Де Мариньи, сминая в руках пергамент, обнаруженный в автомобиле Картера, держал речь.
– Нет, я не в силах дешифровать это послание. Мистер Филлипс, присутствующий с нами, также признает свое поражение. Полковник Черчворд утверждает, что это не наакаль, и в этих символах нет абсолютно ничего общего с иероглифами деревянной боевой дубины с острова Пасхи. Резные фигуры на ларце, однако, наводят на мысль о знаменитых резных истуканах оттуда. Из того, что приходит на ум, ближе всего к письменам свитка – заметьте, что все символы будто свисают с горизонталей слов, – язык одной книги, хранившейся одно время у злополучного Харли Уоррена. Книга была прислана ему из Индии в 1919 году, как раз когда мы с Картером у него гостили. О ней Харли мало что рассказал – намекал даже, что происходит фолиант вовсе не с Земли. Он взял его с собой тем декабрем, когда сошел в склеп на том старом погосте и наверх, как вы знаете, не поднялся.

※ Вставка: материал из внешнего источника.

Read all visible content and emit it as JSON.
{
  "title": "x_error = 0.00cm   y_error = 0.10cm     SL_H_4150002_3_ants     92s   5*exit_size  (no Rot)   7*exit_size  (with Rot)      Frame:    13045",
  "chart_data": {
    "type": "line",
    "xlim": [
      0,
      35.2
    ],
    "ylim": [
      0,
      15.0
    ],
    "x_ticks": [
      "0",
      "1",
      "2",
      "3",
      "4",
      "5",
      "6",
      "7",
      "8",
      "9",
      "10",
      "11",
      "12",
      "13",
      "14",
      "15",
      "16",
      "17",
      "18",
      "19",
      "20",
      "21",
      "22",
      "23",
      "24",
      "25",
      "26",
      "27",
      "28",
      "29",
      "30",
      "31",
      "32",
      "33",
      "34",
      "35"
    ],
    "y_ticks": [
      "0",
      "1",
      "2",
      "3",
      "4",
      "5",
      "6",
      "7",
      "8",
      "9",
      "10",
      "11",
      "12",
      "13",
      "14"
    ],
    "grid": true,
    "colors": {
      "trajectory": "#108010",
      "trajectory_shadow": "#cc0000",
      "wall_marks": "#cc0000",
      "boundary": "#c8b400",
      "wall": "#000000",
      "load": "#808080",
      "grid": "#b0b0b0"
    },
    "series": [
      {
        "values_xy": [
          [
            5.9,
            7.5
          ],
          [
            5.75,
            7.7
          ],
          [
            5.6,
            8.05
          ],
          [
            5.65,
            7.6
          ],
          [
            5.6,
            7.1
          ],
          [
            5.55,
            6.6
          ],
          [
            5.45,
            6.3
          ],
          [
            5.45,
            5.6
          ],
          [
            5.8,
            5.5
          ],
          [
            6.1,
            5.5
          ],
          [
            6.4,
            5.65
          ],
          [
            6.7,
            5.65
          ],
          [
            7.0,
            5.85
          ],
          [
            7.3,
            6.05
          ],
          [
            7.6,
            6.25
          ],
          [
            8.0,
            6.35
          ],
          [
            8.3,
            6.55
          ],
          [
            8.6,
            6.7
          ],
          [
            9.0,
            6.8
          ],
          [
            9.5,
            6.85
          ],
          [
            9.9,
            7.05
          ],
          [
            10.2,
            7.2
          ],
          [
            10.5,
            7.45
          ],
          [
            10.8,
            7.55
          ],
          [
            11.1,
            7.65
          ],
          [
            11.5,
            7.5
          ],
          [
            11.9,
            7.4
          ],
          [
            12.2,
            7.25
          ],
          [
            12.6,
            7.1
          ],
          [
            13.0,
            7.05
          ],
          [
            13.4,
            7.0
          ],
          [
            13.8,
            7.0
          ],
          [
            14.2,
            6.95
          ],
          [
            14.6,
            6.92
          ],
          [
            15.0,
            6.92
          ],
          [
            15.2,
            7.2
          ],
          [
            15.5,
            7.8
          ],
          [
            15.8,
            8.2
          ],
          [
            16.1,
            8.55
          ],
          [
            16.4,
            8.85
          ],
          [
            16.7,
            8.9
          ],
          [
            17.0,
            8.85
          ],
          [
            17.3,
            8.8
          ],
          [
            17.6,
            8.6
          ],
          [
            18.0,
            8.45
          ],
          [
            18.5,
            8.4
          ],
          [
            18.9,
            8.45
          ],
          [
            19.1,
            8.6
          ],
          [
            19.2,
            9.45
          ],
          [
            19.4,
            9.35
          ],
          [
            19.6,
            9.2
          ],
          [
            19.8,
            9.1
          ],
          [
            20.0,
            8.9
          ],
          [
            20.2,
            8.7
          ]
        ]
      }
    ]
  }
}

Не так давно, набросав по памяти некоторые идеограммы из книги и сделав фотостатические копии бумаг Картера, я послал их нашему присутствующему здесь другу – Свами Чандрапутре. Господин Свами полагает, что сможет просветить нас на их счет, сверив источники и наведя определенные справки. Проблемой, правда, остается тот ключ – у меня есть его снимок. Странные узоры на нем – абсолютно точно не буквы, но их манера, сдается мне, восходит к той же культуре, что и свиток. Картер часто говорил, что близок к финальной разгадке, но без подробностей – по сему поводу на него как-то раз нашло подобие поэтического вдохновения. «Древний серебряный ключ, – писал он, – отворит одну за другой все двери, что преграждают нам вход в коридоры пространства и времени, ведущие к самой последней Черте, какую не пересекал ни один человек с той поры, как гениальный Шаддад воздвиг и сокрыл под песками Arabea Petraea[30] великие купола и несчетные выси Ирема, Города Тысячи Колонн. Лишь бесноватые дервиши и мучимые жаждой странники пустынь доносили вести о циклопических вратах с изображением гигантской Длани над замковым камнем свода, но никто из людей не сумел пройти под этой аркой и, вернувшись назад, заявить с полным правом, что оставил следы на красном песке по ту сторону». Серебряный ключ, по мнению Картера, был именно тем, чего взыскала та раскрытая каменная длань. Мы не знаем, почему Картер, уходя, не взял вместе с ключом и свиток – возможно, забыл о нем или намеренно поостерегся его брать, памятуя об участи Харли Уоррена. А может, для его задумки сей документ попросту не требовался.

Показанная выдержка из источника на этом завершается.